To install from a binary distribution:
xz -dc canu-1.6.*.tar.xz |tar -xf -
In both cases, canu is installed in directory canu-1.6/-, for example, canu-1.6/Linux-amd64. You can run the assembler with:
canu-1.6/*/bin/canu
Changes
- Improved detection of unitig and contig edges in GFA outputs.
- Repeats that are confirmed correct no longer form unitigs. This increases unitig length and greatly simplifies the unitig GFA.
- Small plasmids are no longer flagged as 'unassembled' sequences. Note that the
contigFilter
option values have changed and old values run the risk of filtering incorrectly. - Improved contig consensus accuracy (longer alignments to reference).
- Added a unitig to contig mapping via a BED output.
- Better memory management in bogart should reduce memory footprint slightly and run slightly faster.
- Remove the ovlStore for correction and trimming when those stages are finished. saveOverlaps=stores will retain them. The correction overlaps are usually the single largest consumer of disk space during the assembly.
- Remove the partitioned gkpStore copy when consensus is finished.
- Use file names with five digits, instead of four, for overlap error adjustment.
- Options minMemory and minThreads are now implemented.
- Use all overlaps, not just the best, to position reads in unitigs/contigs, resulting in more accurate repeat and edge detection.
- Implement the 'suggestCircular' flag in contigs and unitigs. It is set to 'true' if the single sequence can be circularized. Note: the flag is 'false' if two or more contigs are needed to form the circular chromosome.
- Stability improvements to overlap store building when ovsMethod=parallel (the default for large genomes).
- Easier restarts: if restarted from within the assembly directory, the -p, -d and read files can be omitted.
- Improved logging: citations are output at the start of the run for any included software within Canu.
Bug Fixes
- Fixed CIGAR multithreading bug in unitig and contig graphs which dropped some true edges.
- Fix invalid characters in corrected reads due to out of bounds array access.
- Fix useGrid=remote which failed to output commands when multiple jobs needed to be submitted.
Known Issues
See the issues page for up-to date open issues, or to report a problem.
- When running each step (correct/trim/assemble) by hand, the assemble step will use corrected not trimmed reads when all steps are run with the same -d option. Run with different -d options as a workaround.
- Large memory usage while unitig consensus calling on unitigs over 100MB in size; a 140Mb contig required approximately 75GB.

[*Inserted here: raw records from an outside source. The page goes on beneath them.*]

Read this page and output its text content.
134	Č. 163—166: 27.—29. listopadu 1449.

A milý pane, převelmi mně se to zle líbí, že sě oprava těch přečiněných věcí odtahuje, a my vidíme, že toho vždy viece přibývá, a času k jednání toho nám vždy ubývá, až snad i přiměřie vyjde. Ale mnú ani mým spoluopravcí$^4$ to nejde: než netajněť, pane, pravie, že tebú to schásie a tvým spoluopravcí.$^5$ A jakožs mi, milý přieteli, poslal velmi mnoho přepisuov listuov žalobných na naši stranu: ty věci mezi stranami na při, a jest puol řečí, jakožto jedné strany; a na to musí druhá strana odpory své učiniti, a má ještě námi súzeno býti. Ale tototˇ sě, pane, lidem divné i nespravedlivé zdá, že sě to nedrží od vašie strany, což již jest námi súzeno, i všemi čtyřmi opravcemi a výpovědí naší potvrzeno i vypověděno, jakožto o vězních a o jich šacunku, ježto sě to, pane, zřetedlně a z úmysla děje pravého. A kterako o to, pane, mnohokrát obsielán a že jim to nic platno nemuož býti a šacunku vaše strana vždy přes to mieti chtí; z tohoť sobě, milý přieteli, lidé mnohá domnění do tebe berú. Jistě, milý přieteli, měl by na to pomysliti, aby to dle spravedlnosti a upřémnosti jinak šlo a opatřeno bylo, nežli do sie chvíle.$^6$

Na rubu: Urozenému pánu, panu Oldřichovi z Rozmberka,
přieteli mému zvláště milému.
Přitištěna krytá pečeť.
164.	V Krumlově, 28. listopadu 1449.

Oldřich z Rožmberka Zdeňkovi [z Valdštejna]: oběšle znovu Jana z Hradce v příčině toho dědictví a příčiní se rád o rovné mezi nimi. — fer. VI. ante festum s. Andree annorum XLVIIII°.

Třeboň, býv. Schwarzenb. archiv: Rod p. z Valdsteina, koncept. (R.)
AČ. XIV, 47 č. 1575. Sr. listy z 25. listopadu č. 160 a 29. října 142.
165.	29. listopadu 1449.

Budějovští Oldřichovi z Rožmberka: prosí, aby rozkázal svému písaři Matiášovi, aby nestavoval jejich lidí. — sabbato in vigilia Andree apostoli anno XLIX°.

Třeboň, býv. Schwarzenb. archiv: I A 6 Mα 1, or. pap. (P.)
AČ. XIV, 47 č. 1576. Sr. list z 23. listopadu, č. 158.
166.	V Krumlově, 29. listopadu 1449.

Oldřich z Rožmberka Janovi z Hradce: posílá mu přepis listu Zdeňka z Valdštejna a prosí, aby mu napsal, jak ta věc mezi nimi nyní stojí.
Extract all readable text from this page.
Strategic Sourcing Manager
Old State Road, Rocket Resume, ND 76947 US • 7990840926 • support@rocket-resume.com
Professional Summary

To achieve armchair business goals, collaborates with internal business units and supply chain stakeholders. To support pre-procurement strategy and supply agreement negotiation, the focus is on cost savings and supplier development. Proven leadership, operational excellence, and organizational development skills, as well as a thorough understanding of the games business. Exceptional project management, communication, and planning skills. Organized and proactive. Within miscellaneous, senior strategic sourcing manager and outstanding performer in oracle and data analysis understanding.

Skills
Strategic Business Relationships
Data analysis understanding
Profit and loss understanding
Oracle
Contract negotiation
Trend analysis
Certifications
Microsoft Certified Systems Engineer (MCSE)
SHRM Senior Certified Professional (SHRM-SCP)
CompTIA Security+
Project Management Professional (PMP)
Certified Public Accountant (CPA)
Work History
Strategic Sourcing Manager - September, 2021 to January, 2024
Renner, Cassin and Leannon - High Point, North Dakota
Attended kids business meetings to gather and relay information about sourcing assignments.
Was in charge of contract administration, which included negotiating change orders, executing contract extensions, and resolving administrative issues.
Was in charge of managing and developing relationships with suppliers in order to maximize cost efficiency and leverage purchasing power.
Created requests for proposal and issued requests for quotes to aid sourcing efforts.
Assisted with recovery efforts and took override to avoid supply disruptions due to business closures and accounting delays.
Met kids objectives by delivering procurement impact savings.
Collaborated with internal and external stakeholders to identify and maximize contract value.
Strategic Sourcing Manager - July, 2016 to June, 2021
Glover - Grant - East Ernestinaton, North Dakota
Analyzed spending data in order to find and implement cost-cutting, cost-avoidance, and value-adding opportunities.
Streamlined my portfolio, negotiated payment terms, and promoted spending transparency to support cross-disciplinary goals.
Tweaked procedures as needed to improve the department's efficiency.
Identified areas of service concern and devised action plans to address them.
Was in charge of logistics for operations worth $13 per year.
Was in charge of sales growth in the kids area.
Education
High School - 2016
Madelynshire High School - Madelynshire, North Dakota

- Large memory usage and runtime for long reads (e.g., Nanopore) when using the
overlapper=ovl
algorithm, and during Overlap Error Adjustment. The optionsoverlapper=mhap utgReAlign=true
is significantly faster but may produce slightly less contiguous assemblies on genomes >200 Mbp in size. - Bubbles are not captured in the contig graph, but are included in the unitig graph. No attempt at marking bubbles is made.
See the FAQ for many suggestions, including suggestions for specific data types, e.g., Nanopore r9 reads.
Legal
Canu is derived from Celera Assembler and includes code from many other projects. Most, but not all, of the code is GPL licensed. See the README.licenses file and individual source code files for details.